Vu d'Europe, ce système a été accusé d'avoir précipité la chute des cours en 2009. Il aura surtout permis à Fonterra d'écouler ses stocks, quitte à les brader. Il donne aussi une meilleure visibilité sur les prix et les volumes, réduisant un peu la volatilité préjudiciable à tous, et même à Fonterra.
Toutes ces évolutions nécessitent des capitaux importants. Le capital social de la coopérative est entre les mains de ses adhérents éleveurs. Le nombre de parts est équivalent aux livraisons réelles de chacun : une part sociale par kilo de MSU. La valeur de la part est réévaluée tous les ans, en fonction des performances. En cas de baisse de production, comme ce fut le cas en 2007-2008 pour des raisons climatiques, la coopérative doit actualiser la situation de chacun, et donc rembourser des parts. Chaque éleveur qui augmente son volume de livraison doit acheter des parts en conséquence.
AUGMENTATION DE CAPITAL
L'an dernier, Fonterra a souhaité augmenter son capital en l'ouvrant à l'extérieur. Les adhérents ont refusé. En revanche, ils ont accepté une augmentation de ce capital ouvert exclusivement aux adhérents à hauteur de 20 %. Ces nouvelles parts sont déconnectées du volume de production et donneront droit au versement de dividendes.

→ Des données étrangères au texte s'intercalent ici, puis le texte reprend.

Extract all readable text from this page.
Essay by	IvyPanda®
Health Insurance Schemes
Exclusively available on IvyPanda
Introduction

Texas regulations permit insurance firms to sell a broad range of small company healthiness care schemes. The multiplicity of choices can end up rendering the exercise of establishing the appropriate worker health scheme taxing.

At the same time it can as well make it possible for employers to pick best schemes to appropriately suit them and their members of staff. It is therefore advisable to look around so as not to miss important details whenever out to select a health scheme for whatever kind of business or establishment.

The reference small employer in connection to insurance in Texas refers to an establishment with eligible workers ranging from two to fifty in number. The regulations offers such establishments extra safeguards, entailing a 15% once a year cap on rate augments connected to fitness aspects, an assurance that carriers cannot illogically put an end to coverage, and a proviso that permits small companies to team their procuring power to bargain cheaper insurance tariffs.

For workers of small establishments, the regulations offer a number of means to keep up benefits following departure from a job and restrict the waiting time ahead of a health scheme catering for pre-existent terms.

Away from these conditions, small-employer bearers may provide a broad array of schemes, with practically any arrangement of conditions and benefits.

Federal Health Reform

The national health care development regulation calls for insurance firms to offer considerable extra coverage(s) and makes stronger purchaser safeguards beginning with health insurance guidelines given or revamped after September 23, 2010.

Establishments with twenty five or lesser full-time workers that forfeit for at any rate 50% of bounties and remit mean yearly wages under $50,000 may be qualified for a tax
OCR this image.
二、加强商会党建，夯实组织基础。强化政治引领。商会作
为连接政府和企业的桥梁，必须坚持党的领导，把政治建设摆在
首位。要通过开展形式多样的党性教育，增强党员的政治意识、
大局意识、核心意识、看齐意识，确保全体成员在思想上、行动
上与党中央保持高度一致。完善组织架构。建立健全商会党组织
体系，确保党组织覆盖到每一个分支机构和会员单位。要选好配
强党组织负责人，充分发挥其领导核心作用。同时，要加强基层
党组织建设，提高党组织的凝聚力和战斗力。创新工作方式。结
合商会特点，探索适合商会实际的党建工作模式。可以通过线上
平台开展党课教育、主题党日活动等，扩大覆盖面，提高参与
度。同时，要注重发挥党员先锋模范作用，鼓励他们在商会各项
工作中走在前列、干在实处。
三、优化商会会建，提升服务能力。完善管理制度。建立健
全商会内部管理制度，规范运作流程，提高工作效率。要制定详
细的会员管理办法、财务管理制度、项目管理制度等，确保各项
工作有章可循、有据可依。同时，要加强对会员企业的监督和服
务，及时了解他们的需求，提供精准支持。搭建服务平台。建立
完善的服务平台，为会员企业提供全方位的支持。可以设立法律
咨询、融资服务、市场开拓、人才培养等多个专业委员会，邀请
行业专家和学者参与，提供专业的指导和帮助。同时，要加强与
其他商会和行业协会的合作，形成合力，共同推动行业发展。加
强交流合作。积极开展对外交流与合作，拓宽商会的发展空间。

Cette évolution permet à l'entreprise de stabiliser son capital, et donc de poursuivre sa politique d'investissement. « C'est en période de crise qu'il faut avancer. La volatilité accrue des prix nous oblige à sécuriser notre situation financière », affirme le président Van der Heyden. Il s'agit d'une première étape. Un marché d'échanges de parts sociales va s'ouvrir, toujours à destination exclusive des adhérents. Et d'autres augmentations de capital pourront intervenir à l'avenir. Fonterra disposera ainsi des moyens nécessaires à la poursuite de sa croissance, tout en restant une coopérative.
Fonterra a installé son siège social dans la première ville du pays, Auckland.